PM Aujourd’hui, quelles sont les grandes tendances retail ?
ST La tendance principale est l’omnicanalité. Le client est connecté en permanence et son achat en magasin est influencé par ce qu’il voit, volontairement ou non, sur internet. Cela génère plus de peurs, de défiance vis-à-vis des marques, des laboratoires, et oblige le pharmacien à plus de pédagogie, d’écoute et de partis pris dans le choix de ses gammes. La seconde tendance est le retour de la proximité : les clients privilégient les petits formats, les circuits courts, les artisans, car ils veulent gagner du temps et recherchent de la confiance. Si la pharmacie est en retard pour répondre au premier point, elle est en avance sur le second.
PM Protéger l’environnement est-il devenu un enjeu incontournable pour les retailers ?
ST Absolument. Les distributeurs doivent prendre conscience de leur rôle environnemental et sociétal. Face à ces enjeux, leur pouvoir est grand ! Leur consommation d’énergie est énorme et de nombreuses solutions se développent (toits à panneaux solaires, récupérateurs d’eau…). Les systèmes logistiques utilisent de plus en plus de solutions propres : vrac, réduction des emballages… Avec les marques, les revendeurs pourraient aller beaucoup plus loin en termes de réduction des emballages et aller davantage vers des approvisionnements locaux…
PM Quelles seront les grandes lignes du retail de demain ?
ST Pour le salon Marketing Point de Vente, Monique Large, fondatrice de pollen Consulting a mené des travaux en poussant les points faibles actuels de la distribution à l’extrême. Parmi ses pistes de réflexion : « Et si on bannissait TOUT plastique des points de vente ? », « Et si on pouvait réellement TOUT savoir sur nos produits ? »
L’interrogation « Et si on fabriquait tous nos produits dans les points de vente ? » fera l’objet d’une mise en scène sur le salon (MPV), qui se déroulera du 24 au 26 mars, Portes de Versailles. En pharmacie, des réflexions sont menées sur les packagings de médicaments, l’information médicale, la sollicitation commerciale des marques…

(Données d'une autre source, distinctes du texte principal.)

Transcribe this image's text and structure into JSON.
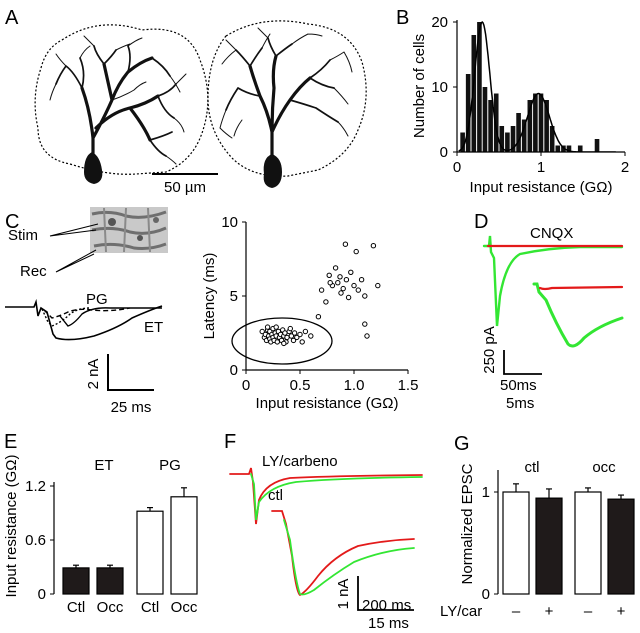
{
  "panels": {
    "A": {
      "label": "A",
      "scale_bar": "50 µm"
    },
    "B": {
      "label": "B",
      "chart_data": {
        "type": "bar",
        "xlabel": "Input resistance (GΩ)",
        "ylabel": "Number of cells",
        "xlim": [
          0,
          2
        ],
        "ylim": [
          0,
          20
        ],
        "xticks": [
          "0",
          "1",
          "2"
        ],
        "yticks": [
          "0",
          "10",
          "20"
        ],
        "bin_width": 0.067,
        "bin_centers": [
          0.067,
          0.133,
          0.2,
          0.267,
          0.333,
          0.4,
          0.467,
          0.533,
          0.6,
          0.667,
          0.733,
          0.8,
          0.867,
          0.933,
          1.0,
          1.067,
          1.133,
          1.2,
          1.267,
          1.333,
          1.4,
          1.467,
          1.533,
          1.6,
          1.667
        ],
        "values": [
          3,
          12,
          18,
          20,
          10,
          8,
          9,
          4,
          3,
          4,
          6,
          5,
          8,
          9,
          9,
          8,
          4,
          1,
          1,
          1,
          0,
          1,
          0,
          0,
          2
        ],
        "fit": {
          "type": "bimodal_gaussian",
          "components": [
            {
              "mean": 0.3,
              "sd": 0.09,
              "amplitude": 20
            },
            {
              "mean": 0.97,
              "sd": 0.13,
              "amplitude": 9
            }
          ]
        }
      }
    },
    "C": {
      "label": "C",
      "image_labels": [
        "Stim",
        "Rec"
      ],
      "trace_labels": [
        "PG",
        "ET"
      ],
      "scale_bar_y": "2 nA",
      "scale_bar_x": "25 ms",
      "chart_data": {
        "type": "scatter",
        "xlabel": "Input resistance (GΩ)",
        "ylabel": "Latency (ms)",
        "xlim": [
          0,
          1.5
        ],
        "ylim": [
          0,
          10
        ],
        "xticks": [
          "0",
          "0.5",
          "1.0",
          "1.5"
        ],
        "yticks": [
          "0",
          "5",
          "10"
        ],
        "points": [
          [
            0.15,
            2.6
          ],
          [
            0.17,
            2.2
          ],
          [
            0.18,
            2.4
          ],
          [
            0.19,
            2.0
          ],
          [
            0.2,
            2.7
          ],
          [
            0.21,
            2.3
          ],
          [
            0.22,
            2.1
          ],
          [
            0.22,
            2.6
          ],
          [
            0.23,
            1.9
          ],
          [
            0.24,
            2.4
          ],
          [
            0.25,
            2.2
          ],
          [
            0.25,
            2.8
          ],
          [
            0.26,
            2.0
          ],
          [
            0.27,
            2.5
          ],
          [
            0.28,
            2.3
          ],
          [
            0.29,
            1.9
          ],
          [
            0.3,
            2.6
          ],
          [
            0.31,
            2.2
          ],
          [
            0.32,
            2.4
          ],
          [
            0.33,
            2.0
          ],
          [
            0.34,
            2.7
          ],
          [
            0.35,
            2.3
          ],
          [
            0.36,
            2.5
          ],
          [
            0.37,
            1.9
          ],
          [
            0.38,
            2.2
          ],
          [
            0.4,
            2.6
          ],
          [
            0.42,
            2.3
          ],
          [
            0.44,
            2.0
          ],
          [
            0.45,
            2.5
          ],
          [
            0.47,
            2.2
          ],
          [
            0.5,
            2.4
          ],
          [
            0.52,
            1.9
          ],
          [
            0.55,
            2.6
          ],
          [
            0.6,
            2.3
          ],
          [
            0.28,
            2.9
          ],
          [
            0.2,
            2.9
          ],
          [
            0.35,
            1.8
          ],
          [
            0.41,
            2.8
          ],
          [
            0.67,
            3.6
          ],
          [
            0.7,
            5.4
          ],
          [
            0.74,
            4.6
          ],
          [
            0.77,
            6.4
          ],
          [
            0.8,
            5.7
          ],
          [
            0.83,
            6.9
          ],
          [
            0.85,
            5.9
          ],
          [
            0.87,
            6.3
          ],
          [
            0.9,
            5.5
          ],
          [
            0.93,
            6.1
          ],
          [
            0.95,
            4.9
          ],
          [
            0.97,
            6.6
          ],
          [
            1.0,
            5.7
          ],
          [
            1.02,
            8.0
          ],
          [
            1.04,
            5.4
          ],
          [
            1.07,
            6.1
          ],
          [
            1.1,
            5.0
          ],
          [
            1.1,
            3.1
          ],
          [
            1.12,
            2.3
          ],
          [
            1.18,
            8.4
          ],
          [
            1.22,
            5.7
          ],
          [
            0.92,
            8.5
          ],
          [
            0.88,
            5.2
          ],
          [
            0.78,
            5.9
          ]
        ]
      }
    },
    "D": {
      "label": "D",
      "trace_label": "CNQX",
      "scale_bar_y": "250 pA",
      "scale_bar_x": "50ms",
      "scale_bar_x_inset": "5ms"
    },
    "E": {
      "label": "E",
      "group_labels": [
        "ET",
        "PG"
      ],
      "chart_data": {
        "type": "bar",
        "ylabel": "Input resistance (GΩ)",
        "ylim": [
          0,
          1.2
        ],
        "yticks": [
          "0",
          "0.6",
          "1.2"
        ],
        "categories": [
          "Ctl",
          "Occ",
          "Ctl",
          "Occ"
        ],
        "groups": [
          "ET",
          "ET",
          "PG",
          "PG"
        ],
        "values": [
          0.29,
          0.29,
          0.92,
          1.08
        ],
        "errors": [
          0.03,
          0.03,
          0.04,
          0.1
        ],
        "colors": [
          "#1f1a1a",
          "#1f1a1a",
          "#ffffff",
          "#ffffff"
        ]
      }
    },
    "F": {
      "label": "F",
      "trace_labels": [
        "LY/carbeno",
        "ctl"
      ],
      "scale_bar_y": "1 nA",
      "scale_bar_x": "200 ms",
      "scale_bar_x_inset": "15 ms"
    },
    "G": {
      "label": "G",
      "group_labels": [
        "ctl",
        "occ"
      ],
      "row_label": "LY/car",
      "condition_labels": [
        "–",
        "+",
        "–",
        "+"
      ],
      "chart_data": {
        "type": "bar",
        "ylabel": "Normalized EPSC",
        "ylim": [
          0,
          1.1
        ],
        "yticks": [
          "0",
          "1"
        ],
        "groups": [
          "ctl",
          "ctl",
          "occ",
          "occ"
        ],
        "values": [
          1.0,
          0.94,
          1.0,
          0.93
        ],
        "errors": [
          0.08,
          0.09,
          0.04,
          0.04
        ],
        "colors": [
          "#ffffff",
          "#1f1a1a",
          "#ffffff",
          "#1f1a1a"
        ]
      }
    }
  },
  "colors": {
    "green": "#33e633",
    "red": "#e31a1a",
    "dark_bar": "#1f1a1a"
  }
}
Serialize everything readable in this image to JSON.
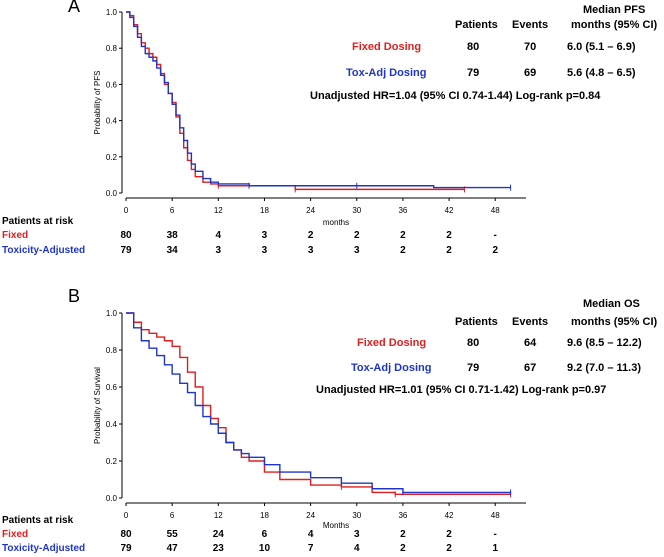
{
  "colors": {
    "fixed": "#e01e1e",
    "tox": "#1f35c8",
    "axis": "#000000"
  },
  "chart_data": [
    {
      "type": "line",
      "panel_label": "A",
      "ylabel": "Probability of PFS",
      "xlabel": "months",
      "xlim": [
        0,
        52
      ],
      "ylim": [
        0,
        1.0
      ],
      "xticks": [
        0,
        6,
        12,
        18,
        24,
        30,
        36,
        42,
        48
      ],
      "yticks": [
        "0.0",
        "0.2",
        "0.4",
        "0.6",
        "0.8",
        "1.0"
      ],
      "series": [
        {
          "name": "Fixed",
          "color": "#e01e1e",
          "x": [
            0,
            0.5,
            1,
            1.5,
            2,
            2.5,
            3,
            3.5,
            4,
            4.5,
            5,
            5.5,
            6,
            6.5,
            7,
            7.5,
            8,
            8.5,
            9,
            10,
            11,
            12,
            16,
            22,
            30,
            44
          ],
          "y": [
            1.0,
            0.98,
            0.93,
            0.88,
            0.83,
            0.8,
            0.77,
            0.75,
            0.71,
            0.66,
            0.6,
            0.55,
            0.5,
            0.42,
            0.33,
            0.25,
            0.18,
            0.13,
            0.09,
            0.06,
            0.05,
            0.04,
            0.04,
            0.02,
            0.02,
            0.02
          ]
        },
        {
          "name": "Toxicity-Adjusted",
          "color": "#1f35c8",
          "x": [
            0,
            0.5,
            1,
            1.5,
            2,
            2.5,
            3,
            3.5,
            4,
            4.5,
            5,
            5.5,
            6,
            6.5,
            7,
            7.5,
            8,
            8.5,
            9,
            10,
            11,
            12,
            16,
            22,
            30,
            40,
            50
          ],
          "y": [
            1.0,
            0.97,
            0.92,
            0.86,
            0.81,
            0.77,
            0.75,
            0.73,
            0.69,
            0.65,
            0.61,
            0.55,
            0.49,
            0.43,
            0.36,
            0.29,
            0.22,
            0.16,
            0.12,
            0.08,
            0.06,
            0.05,
            0.04,
            0.04,
            0.04,
            0.03,
            0.03
          ]
        }
      ]
    },
    {
      "type": "line",
      "panel_label": "B",
      "ylabel": "Probability of Survival",
      "xlabel": "Months",
      "xlim": [
        0,
        52
      ],
      "ylim": [
        0,
        1.0
      ],
      "xticks": [
        0,
        6,
        12,
        18,
        24,
        30,
        36,
        42,
        48
      ],
      "yticks": [
        "0.0",
        "0.2",
        "0.4",
        "0.6",
        "0.8",
        "1.0"
      ],
      "series": [
        {
          "name": "Fixed",
          "color": "#e01e1e",
          "x": [
            0,
            1,
            2,
            3,
            4,
            5,
            6,
            7,
            8,
            9,
            10,
            11,
            12,
            13,
            14,
            15,
            16,
            18,
            20,
            24,
            28,
            32,
            35,
            40,
            50
          ],
          "y": [
            1.0,
            0.95,
            0.91,
            0.89,
            0.87,
            0.85,
            0.82,
            0.76,
            0.68,
            0.6,
            0.5,
            0.43,
            0.38,
            0.3,
            0.26,
            0.22,
            0.2,
            0.14,
            0.1,
            0.07,
            0.06,
            0.03,
            0.02,
            0.02,
            0.02
          ]
        },
        {
          "name": "Toxicity-Adjusted",
          "color": "#1f35c8",
          "x": [
            0,
            1,
            2,
            3,
            4,
            5,
            6,
            7,
            8,
            9,
            10,
            11,
            12,
            13,
            14,
            15,
            16,
            18,
            20,
            24,
            28,
            32,
            36,
            44,
            50
          ],
          "y": [
            1.0,
            0.92,
            0.85,
            0.81,
            0.77,
            0.72,
            0.67,
            0.62,
            0.57,
            0.5,
            0.44,
            0.4,
            0.35,
            0.3,
            0.26,
            0.24,
            0.22,
            0.18,
            0.14,
            0.11,
            0.08,
            0.05,
            0.03,
            0.03,
            0.03
          ]
        }
      ]
    }
  ],
  "panel_a": {
    "letter": "A",
    "header_col1": "Patients",
    "header_col2": "Events",
    "header_col3_line1": "Median PFS",
    "header_col3_line2": "months (95% CI)",
    "row1": {
      "label": "Fixed Dosing",
      "patients": "80",
      "events": "70",
      "median": "6.0 (5.1 – 6.9)"
    },
    "row2": {
      "label": "Tox-Adj Dosing",
      "patients": "79",
      "events": "69",
      "median": "5.6 (4.8 – 6.5)"
    },
    "hr_text": "Unadjusted HR=1.04  (95% CI 0.74-1.44) Log-rank p=0.84",
    "risk_title": "Patients at risk",
    "risk_fixed_label": "Fixed",
    "risk_tox_label": "Toxicity-Adjusted",
    "risk_fixed": [
      "80",
      "38",
      "4",
      "3",
      "2",
      "2",
      "2",
      "2",
      "-"
    ],
    "risk_tox": [
      "79",
      "34",
      "3",
      "3",
      "3",
      "3",
      "2",
      "2",
      "2"
    ]
  },
  "panel_b": {
    "letter": "B",
    "header_col1": "Patients",
    "header_col2": "Events",
    "header_col3_line1": "Median OS",
    "header_col3_line2": "months (95% CI)",
    "row1": {
      "label": "Fixed Dosing",
      "patients": "80",
      "events": "64",
      "median": "9.6 (8.5 – 12.2)"
    },
    "row2": {
      "label": "Tox-Adj Dosing",
      "patients": "79",
      "events": "67",
      "median": "9.2 (7.0 – 11.3)"
    },
    "hr_text": "Unadjusted HR=1.01 (95% CI 0.71-1.42) Log-rank p=0.97",
    "risk_title": "Patients at risk",
    "risk_fixed_label": "Fixed",
    "risk_tox_label": "Toxicity-Adjusted",
    "risk_fixed": [
      "80",
      "55",
      "24",
      "6",
      "4",
      "3",
      "2",
      "2",
      "-"
    ],
    "risk_tox": [
      "79",
      "47",
      "23",
      "10",
      "7",
      "4",
      "2",
      "2",
      "1"
    ]
  }
}
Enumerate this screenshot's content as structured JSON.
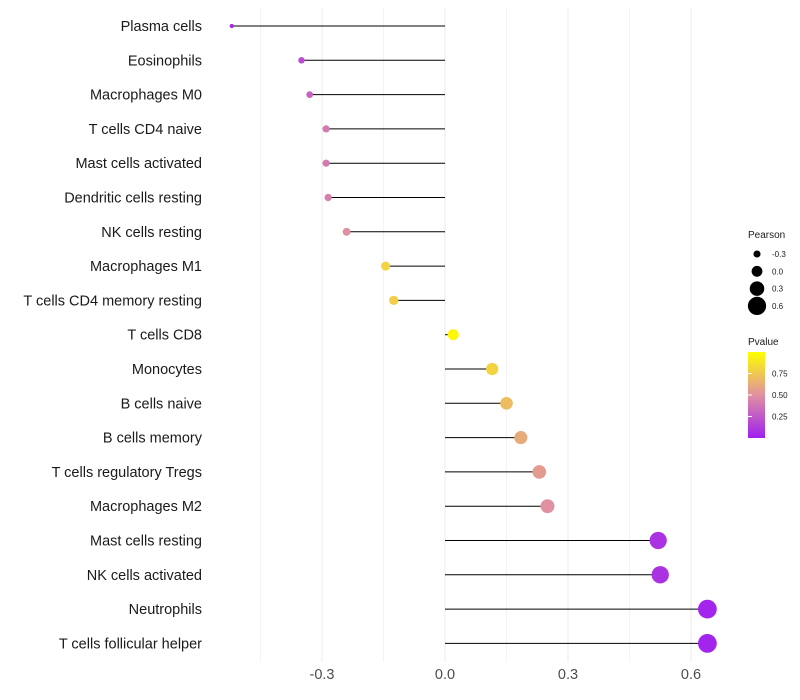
{
  "chart_data": {
    "type": "lollipop",
    "title": "",
    "xlabel": "",
    "ylabel": "",
    "xlim": [
      -0.55,
      0.68
    ],
    "xticks": [
      -0.3,
      0.0,
      0.3,
      0.6
    ],
    "xtick_labels": [
      "-0.3",
      "0.0",
      "0.3",
      "0.6"
    ],
    "categories": [
      "Plasma cells",
      "Eosinophils",
      "Macrophages M0",
      "T cells CD4 naive",
      "Mast cells activated",
      "Dendritic cells resting",
      "NK cells resting",
      "Macrophages M1",
      "T cells CD4 memory resting",
      "T cells CD8",
      "Monocytes",
      "B cells naive",
      "B cells memory",
      "T cells regulatory  Tregs",
      "Macrophages M2",
      "Mast cells resting",
      "NK cells activated",
      "Neutrophils",
      "T cells follicular helper"
    ],
    "pearson": [
      -0.52,
      -0.35,
      -0.33,
      -0.29,
      -0.29,
      -0.285,
      -0.24,
      -0.145,
      -0.125,
      0.02,
      0.115,
      0.15,
      0.185,
      0.23,
      0.25,
      0.52,
      0.525,
      0.64,
      0.64
    ],
    "pvalue": [
      0.05,
      0.2,
      0.3,
      0.4,
      0.4,
      0.42,
      0.5,
      0.8,
      0.78,
      0.97,
      0.8,
      0.7,
      0.62,
      0.55,
      0.5,
      0.08,
      0.08,
      0.02,
      0.02
    ],
    "legend": {
      "size_title": "Pearson",
      "size_values": [
        -0.3,
        0.0,
        0.3,
        0.6
      ],
      "size_labels": [
        "-0.3",
        "0.0",
        "0.3",
        "0.6"
      ],
      "color_title": "Pvalue",
      "color_ticks": [
        0.75,
        0.5,
        0.25
      ],
      "color_tick_labels": [
        "0.75",
        "0.50",
        "0.25"
      ],
      "color_range": [
        0.0,
        1.0
      ],
      "color_low": "#a020f0",
      "color_mid": "#e090a0",
      "color_high": "#ffff00",
      "placement": "right"
    },
    "gridlines": true
  }
}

PM Comment faire de la pharmacie un lieu de vie ?
ST La pharmacie est un commerce de proximité, dans lequel toute une communauté se retrouve, sans distinction de revenu, d’origine, de genre, d’âge… Les espaces de confidentialité, les animations « spécialiste » ou « prévention » sont essentiels, plus importants que les promotions… Les laboratoires doivent y participer pour mieux informer les patients sur des sujets qui les préoccupent et sur lesquels internet n’apporte pas de réponses fiables.
BIO EXPRESS
→ 1996
Diplômé de l’Ècole Supérieure de Commerce d’Amiens (Picardie)
→ 1998-2001
Chef de secteur GMS puis relai merchandising chez Kraft Foods
→ 2001-2003
Responsable merchandising national au sein des brasseries Fischer
→ 2015
Directeur général de l’agence Cross, qui développe des concepts et des stratégies merchandising adaptés aux réalités du terrain et aux évolutions des marchés.